Update: 2014-04-21 10:00 GMT
Photograph for representational purposes only. (Photo: DC)

Kolkata: More than 300 families, who were evicted from a slum in the city's eastern part to make way for an upcoming flyover, have threatened to use the NOTA option in the Lok Sabha election if they are not rehabilitated by the state government.

Almost all of the 383 families, who lived in the slum at Topsia till November, 2012, still possess voter identity cards with the same address. The latest voter list also reflects their names.

"We were evicted without any notice or any proper rehabilitation package in 2012. Some of us were given Rs 12,000 as compensation while others got Rs 10,000. A few of us got nothing. We were forcibly thrown out of our shanties," 32-year-old Mumtaz Begum alleges.

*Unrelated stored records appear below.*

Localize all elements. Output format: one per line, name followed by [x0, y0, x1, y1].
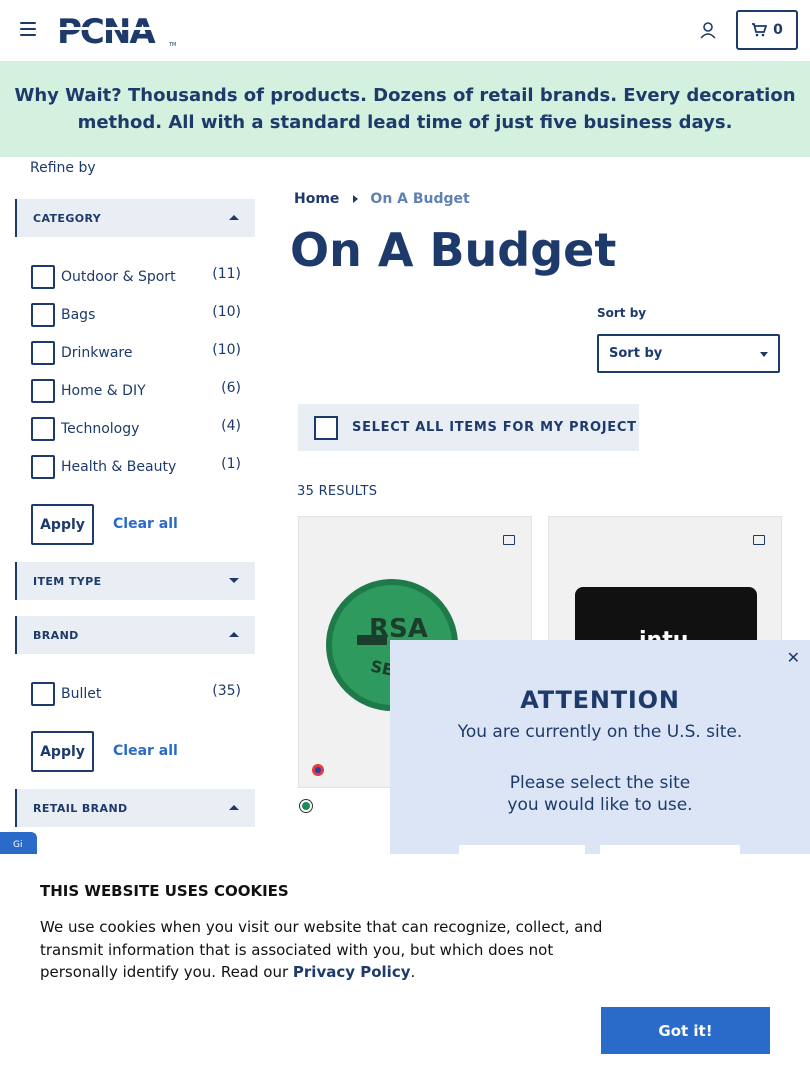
option-label: Technology — [61, 421, 140, 437]
filter-brand-title: BRAND — [33, 628, 79, 642]
filter-retail-brand-title: RETAIL BRAND — [33, 801, 128, 815]
breadcrumb-home-link[interactable]: Home — [294, 191, 339, 207]
filter-item-type-title: ITEM TYPE — [33, 574, 102, 588]
option-count: (10) — [212, 342, 241, 358]
filter-category-title: CATEGORY — [33, 211, 102, 225]
promo-banner: Why Wait? Thousands of products. Dozens … — [0, 61, 810, 157]
cookie-banner: THIS WEBSITE USES COOKIES We use cookies… — [0, 854, 810, 1080]
filter-retail-brand-header[interactable]: RETAIL BRAND — [15, 789, 255, 827]
feedback-tab[interactable]: Gi — [0, 832, 37, 854]
chevron-up-icon — [229, 632, 239, 637]
option-count: (10) — [212, 304, 241, 320]
select-all-items[interactable]: SELECT ALL ITEMS FOR MY PROJECT — [298, 404, 639, 451]
breadcrumb-current: On A Budget — [370, 191, 470, 207]
site-header: PCNA TM 0 — [0, 0, 810, 61]
checkbox[interactable] — [31, 417, 55, 441]
filter-brand-header[interactable]: BRAND — [15, 616, 255, 654]
chevron-down-icon — [760, 352, 768, 357]
color-swatch[interactable] — [299, 799, 313, 813]
chevron-up-icon — [229, 805, 239, 810]
filter-option[interactable]: Bags (10) — [31, 301, 243, 327]
option-label: Home & DIY — [61, 383, 146, 399]
filter-option[interactable]: Outdoor & Sport (11) — [31, 263, 243, 289]
filter-option[interactable]: Technology (4) — [31, 415, 243, 441]
select-all-label: SELECT ALL ITEMS FOR MY PROJECT — [352, 420, 637, 435]
close-icon[interactable]: ✕ — [787, 648, 800, 667]
option-count: (35) — [212, 683, 241, 699]
sort-select[interactable]: Sort by — [597, 334, 780, 373]
cart-icon — [752, 23, 768, 37]
category-clear-all-link[interactable]: Clear all — [113, 516, 178, 532]
brand-clear-all-link[interactable]: Clear all — [113, 743, 178, 759]
category-apply-button[interactable]: Apply — [31, 504, 94, 545]
filter-option[interactable]: Bullet (35) — [31, 680, 243, 706]
checkbox[interactable] — [31, 303, 55, 327]
results-count: 35 RESULTS — [297, 484, 378, 499]
checkbox[interactable] — [31, 455, 55, 479]
option-label: Health & Beauty — [61, 459, 177, 475]
option-count: (11) — [212, 266, 241, 282]
refine-label: Refine by — [30, 160, 96, 176]
cookie-accept-button[interactable]: Got it! — [601, 1007, 770, 1054]
option-count: (6) — [221, 380, 241, 396]
chevron-up-icon — [229, 215, 239, 220]
site-selection-modal: ✕ ATTENTION You are currently on the U.S… — [390, 640, 810, 880]
banner-text: Why Wait? Thousands of products. Dozens … — [14, 85, 796, 133]
filter-category-header[interactable]: CATEGORY — [15, 199, 255, 237]
cookie-title: THIS WEBSITE USES COOKIES — [40, 882, 289, 900]
account-icon[interactable] — [698, 20, 718, 40]
filter-option[interactable]: Drinkware (10) — [31, 339, 243, 365]
cart-count: 0 — [773, 22, 783, 38]
filter-option[interactable]: Home & DIY (6) — [31, 377, 243, 403]
modal-current-site-text: You are currently on the U.S. site. — [457, 722, 743, 742]
filter-option[interactable]: Health & Beauty (1) — [31, 453, 243, 479]
option-label: Drinkware — [61, 345, 133, 361]
checkbox[interactable] — [31, 265, 55, 289]
sort-label: Sort by — [597, 306, 647, 320]
checkbox[interactable] — [31, 341, 55, 365]
option-label: Bullet — [61, 686, 102, 702]
privacy-policy-link[interactable]: Privacy Policy — [293, 963, 411, 981]
checkbox[interactable] — [31, 379, 55, 403]
modal-select-site-text: Please select the site you would like to… — [507, 773, 693, 815]
page-title: On A Budget — [290, 223, 617, 277]
option-label: Bags — [61, 307, 96, 323]
chevron-right-icon — [353, 195, 359, 203]
option-count: (4) — [221, 418, 241, 434]
breadcrumb: Home On A Budget — [294, 191, 470, 207]
cookie-period: . — [410, 963, 416, 981]
option-count: (1) — [221, 456, 241, 472]
menu-icon[interactable] — [20, 22, 36, 38]
checkbox[interactable] — [31, 682, 55, 706]
select-all-checkbox[interactable] — [314, 415, 338, 440]
modal-title: ATTENTION — [520, 686, 680, 714]
svg-text:TM: TM — [168, 42, 176, 48]
option-label: Outdoor & Sport — [61, 269, 176, 285]
chevron-down-icon — [229, 578, 239, 583]
cookie-text: We use cookies when you visit our websit… — [40, 916, 610, 984]
pcna-logo[interactable]: PCNA TM — [57, 12, 177, 52]
filter-item-type-header[interactable]: ITEM TYPE — [15, 562, 255, 600]
cart-button[interactable]: 0 — [736, 10, 798, 50]
brand-apply-button[interactable]: Apply — [31, 731, 94, 772]
sort-value: Sort by — [609, 346, 663, 361]
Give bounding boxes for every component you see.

After no political leader or government body paid heed to their demands for a proper rehabilitation scheme, they now threaten to exercise the NOTA (None of the above) option during voting for the Lok Sabha election.

The Supreme Court had in 2013 made the NOTA option mandatory in order to allow voters to reject all candidates without giving up the right to a secret vote.

"If none of them is standing with us, then why should we vote for them? This is our way of protesting against the atrocities on us," another evicted slum dweller Sultana Begum told PTI.

Most of them work as rickshaw-pullers, daily wage earners, beggars and rag-pickers with an average monthly income of between Rs 1,500 to Rs 2,000.

As per a UN protocol under the "Right to safe and Independent Housing", each and every human being who has valid photo ID address proof cannot be evicted without giving prior notice or without providing alternative place to stay.

The evicted group alleged that they had been forced to spend nights under the open sky at a time when trafficking has increased manifold and many children have stopped attending school.

For their safety, the evicted families have sought the help of Apne Aap Women Worldwide, an NGO, working on anti-trafficking.

An activist of the NGO claimed around 8-9 children had gone missing as a fall-out of the eviction and said, "We fear they were trafficked. Now they don?t have a proper shelter and so the risk is much more."

Many of the evictees have shifted to other slums. Shahidul Bibi, one of the evictees, said, "I worked as a ragpicker in the area and after we had to shift to Subhashgram it became tough to travel daily to Topsia. Half of my earning is gone in train fares."

For children it was a problem to attend classes in their old schools, which suddenly became far away from their new shanties. The families say they have approached all leaders and government offices, but no one has promised any help in rehabilitating them.